By Elizabeth Heverin

Like many conservatives in the last election, I had high hopes for this new Tory government. Telling myself that “Finally the conservative party is becoming conservative once again.”  But never have I been so wrong.


A main concern of mine was our relationship with Northern Ireland. In July last year 332 to 99 MPs voted in favour of abortion and gay marriage to be forced upon Northern Ireland. A decision that not only went against the interests of the Northern Irish people, but the union as well. This year the decision came into effect, arguably representing “one of the darkest days in Northern Ireland’s history.” In June, another vote took place and yet again MPs, this time with a conservative majority, approved the controversial abortion regulations opposed by Stormont by 253 to 136. 


 But why is this important to the Union you may ask? For anyone who understands Northern Ireland's history, acknowledges that it is a very religious place with a history of conflict. Afterall there is a reason why abortion was not forced upon Northern Ireland to begin with: there was and still is a pro-life majority. 

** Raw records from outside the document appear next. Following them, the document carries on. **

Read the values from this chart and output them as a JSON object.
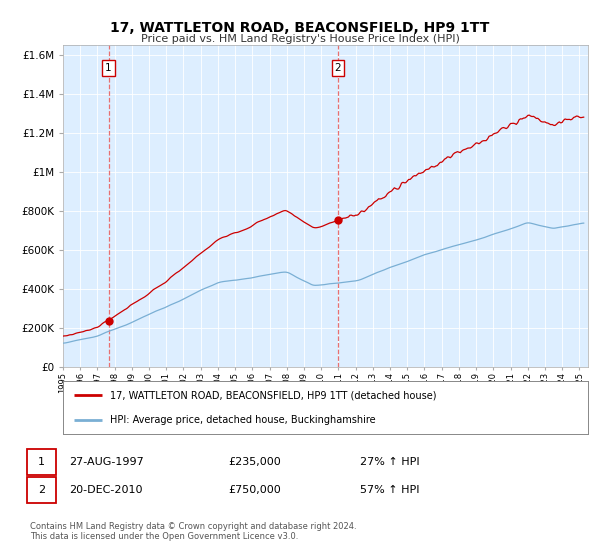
{
  "title": "17, WATTLETON ROAD, BEACONSFIELD, HP9 1TT",
  "subtitle": "Price paid vs. HM Land Registry's House Price Index (HPI)",
  "legend_line1": "17, WATTLETON ROAD, BEACONSFIELD, HP9 1TT (detached house)",
  "legend_line2": "HPI: Average price, detached house, Buckinghamshire",
  "sale1_label": "1",
  "sale1_date": "27-AUG-1997",
  "sale1_price": "£235,000",
  "sale1_hpi": "27% ↑ HPI",
  "sale2_label": "2",
  "sale2_date": "20-DEC-2010",
  "sale2_price": "£750,000",
  "sale2_hpi": "57% ↑ HPI",
  "footer": "Contains HM Land Registry data © Crown copyright and database right 2024.\nThis data is licensed under the Open Government Licence v3.0.",
  "red_color": "#cc0000",
  "blue_color": "#7aafd4",
  "dashed_color": "#e87070",
  "bg_color": "#ddeeff",
  "grid_color": "#c8d8e8",
  "sale1_year": 1997.65,
  "sale2_year": 2010.97,
  "ylim_max": 1650000,
  "ylim_min": 0,
  "sale1_price_val": 235000,
  "sale2_price_val": 750000
}
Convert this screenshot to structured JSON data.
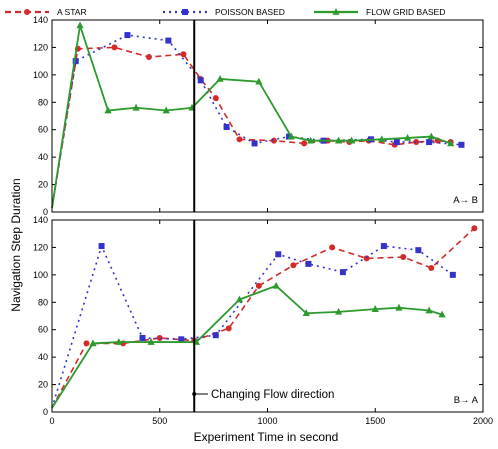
{
  "legend": [
    {
      "label": "A STAR",
      "color": "#d42a2a",
      "dash": "6,4",
      "marker": "circle"
    },
    {
      "label": "POISSON  BASED",
      "color": "#3333cc",
      "dash": "2,4",
      "marker": "square"
    },
    {
      "label": "FLOW GRID  BASED",
      "color": "#2c9a2c",
      "dash": "",
      "marker": "triangle"
    }
  ],
  "xlabel": "Experiment Time in second",
  "ylabel": "Navigation Step Duration",
  "vline_annotation": "Changing Flow direction",
  "chart_data": [
    {
      "type": "line",
      "panel": "top",
      "corner_label": "A→ B",
      "xlim": [
        0,
        2000
      ],
      "ylim": [
        0,
        140
      ],
      "yticks": [
        0,
        20,
        40,
        60,
        80,
        100,
        120,
        140
      ],
      "xticks": [
        0,
        500,
        1000,
        1500,
        2000
      ],
      "vline_x": 660,
      "series": [
        {
          "name": "A STAR",
          "x": [
            0,
            120,
            290,
            450,
            610,
            690,
            760,
            870,
            1030,
            1170,
            1280,
            1380,
            1470,
            1590,
            1690,
            1790,
            1850
          ],
          "y": [
            3,
            119,
            120,
            113,
            115,
            97,
            83,
            53,
            52,
            50,
            52,
            51,
            52,
            49,
            51,
            52,
            51
          ]
        },
        {
          "name": "POISSON  BASED",
          "x": [
            0,
            110,
            350,
            540,
            690,
            810,
            940,
            1100,
            1260,
            1480,
            1600,
            1750,
            1900
          ],
          "y": [
            3,
            110,
            129,
            125,
            96,
            62,
            50,
            55,
            52,
            53,
            51,
            51,
            49
          ]
        },
        {
          "name": "FLOW GRID  BASED",
          "x": [
            0,
            130,
            260,
            390,
            530,
            650,
            780,
            960,
            1110,
            1200,
            1330,
            1390,
            1530,
            1650,
            1760,
            1850
          ],
          "y": [
            3,
            136,
            74,
            76,
            74,
            76,
            97,
            95,
            55,
            52,
            52,
            52,
            53,
            54,
            55,
            50
          ]
        }
      ]
    },
    {
      "type": "line",
      "panel": "bottom",
      "corner_label": "B→ A",
      "xlim": [
        0,
        2000
      ],
      "ylim": [
        0,
        140
      ],
      "yticks": [
        0,
        20,
        40,
        60,
        80,
        100,
        120,
        140
      ],
      "xticks": [
        0,
        500,
        1000,
        1500,
        2000
      ],
      "xticklabels": [
        "0",
        "500",
        "1000",
        "1500",
        "2000"
      ],
      "vline_x": 660,
      "series": [
        {
          "name": "A STAR",
          "x": [
            0,
            160,
            330,
            500,
            660,
            820,
            960,
            1120,
            1300,
            1460,
            1630,
            1760,
            1960
          ],
          "y": [
            3,
            50,
            50,
            54,
            52,
            61,
            92,
            107,
            120,
            112,
            113,
            105,
            134
          ]
        },
        {
          "name": "POISSON  BASED",
          "x": [
            0,
            230,
            420,
            600,
            760,
            1050,
            1190,
            1350,
            1540,
            1700,
            1860
          ],
          "y": [
            3,
            121,
            54,
            53,
            56,
            115,
            108,
            102,
            121,
            118,
            100
          ]
        },
        {
          "name": "FLOW GRID  BASED",
          "x": [
            0,
            190,
            310,
            460,
            670,
            870,
            1040,
            1180,
            1330,
            1500,
            1610,
            1750,
            1810
          ],
          "y": [
            3,
            50,
            51,
            51,
            51,
            82,
            92,
            72,
            73,
            75,
            76,
            74,
            71
          ]
        }
      ]
    }
  ]
}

Research conducted by ‘Both Lives Matter’ found that an estimated 100,000 individuals in Northern Ireland are alive today who otherwise would not had been if the 1967 Abortion Act had been adopted. Alongside this, 64% of people in Northern Ireland according to a ComRes poll, think that abortion should be decided by Northern Ireland’s elected representatives, rising to 66% of women and 70% of 18 to 34-year olds.

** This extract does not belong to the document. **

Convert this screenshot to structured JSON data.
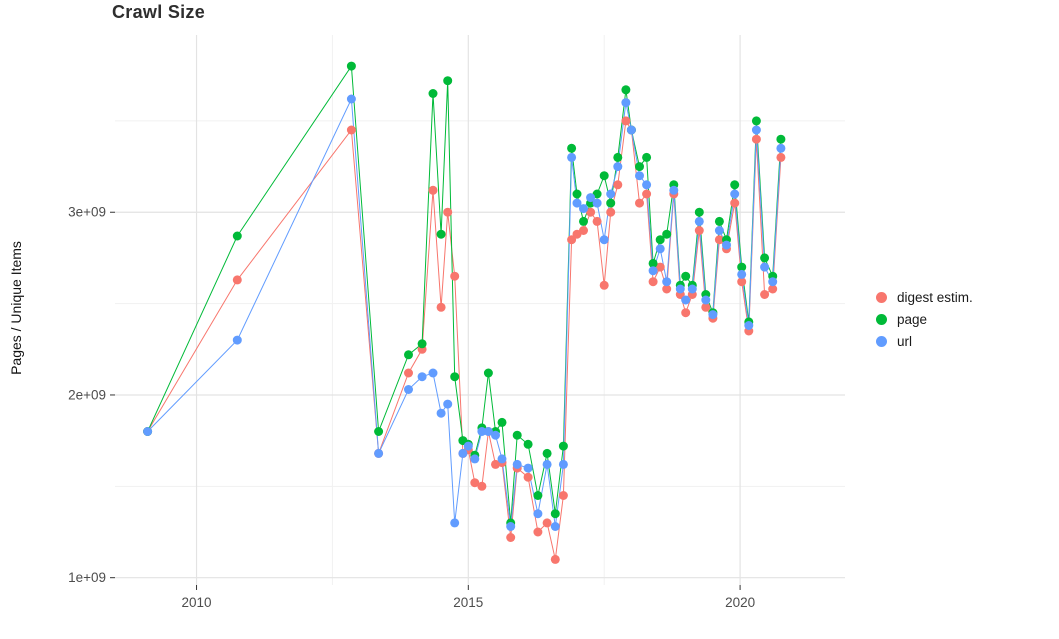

Last year Boris Johnson promised that the issue of abortion would be “for the people of Northern Ireland and their politicians to decide.” However, it is clear now this was not true and is yet another example of the conservatives turning their backs on Northern Ireland once again. The conservatives claim to be unionists yet are so willing to force their liberal views onto Northern Ireland, knowing full well they oppose them. As Carla Lockhard rightfully pointed out “The will of the people of Northern Ireland has been ignored. The will of the Northern Ireland Assembly has been ignored.” 

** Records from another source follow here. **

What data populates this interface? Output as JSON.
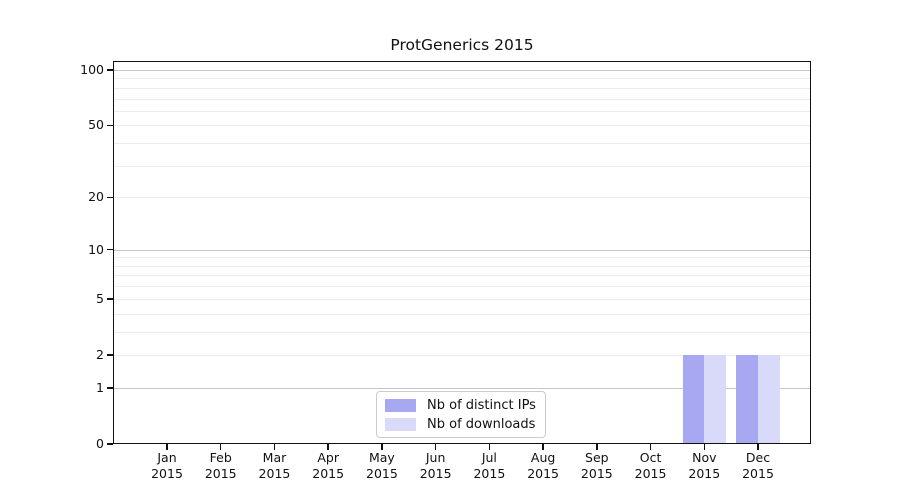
{
  "chart_data": {
    "type": "bar",
    "title": "ProtGenerics 2015",
    "categories": [
      "Jan 2015",
      "Feb 2015",
      "Mar 2015",
      "Apr 2015",
      "May 2015",
      "Jun 2015",
      "Jul 2015",
      "Aug 2015",
      "Sep 2015",
      "Oct 2015",
      "Nov 2015",
      "Dec 2015"
    ],
    "series": [
      {
        "name": "Nb of distinct IPs",
        "color": "#a7a7f2",
        "values": [
          0,
          0,
          0,
          0,
          0,
          0,
          0,
          0,
          0,
          0,
          2,
          2
        ]
      },
      {
        "name": "Nb of downloads",
        "color": "#d9d9f9",
        "values": [
          0,
          0,
          0,
          0,
          0,
          0,
          0,
          0,
          0,
          0,
          2,
          2
        ]
      }
    ],
    "xlabel": "",
    "ylabel": "",
    "y_scale": "log1p",
    "y_tick_values": [
      0,
      1,
      2,
      5,
      10,
      20,
      50,
      100
    ],
    "y_tick_labels": [
      "0",
      "1",
      "2",
      "5",
      "10",
      "20",
      "50",
      "100"
    ],
    "y_major_gridlines": [
      1,
      10,
      100
    ],
    "y_minor_gridlines": [
      2,
      3,
      4,
      5,
      6,
      7,
      8,
      9,
      20,
      30,
      40,
      50,
      60,
      70,
      80,
      90
    ],
    "ylim": [
      0,
      111
    ],
    "grid": true,
    "legend_position": "bottom-center"
  },
  "colors": {
    "background": "#ffffff",
    "axis": "#111111",
    "grid_major": "#c6c6c6",
    "grid_minor": "#ededed",
    "bar_distinct_ips": "#a7a7f2",
    "bar_downloads": "#d9d9f9",
    "legend_border": "#cccccc"
  }
}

Wherever your stance on the abortion debate is, pro-life or pro-choice, it does not matter. Any reasonable individual will understand that if the devolution settlement of Stormont is to be respected, the cross-community view against this extreme abortion framework must also be respected as well. Otherwise we may see a future in which Northern Ireland leaves the United Kingdom, a reality no conservative or unionist would ever want to witness.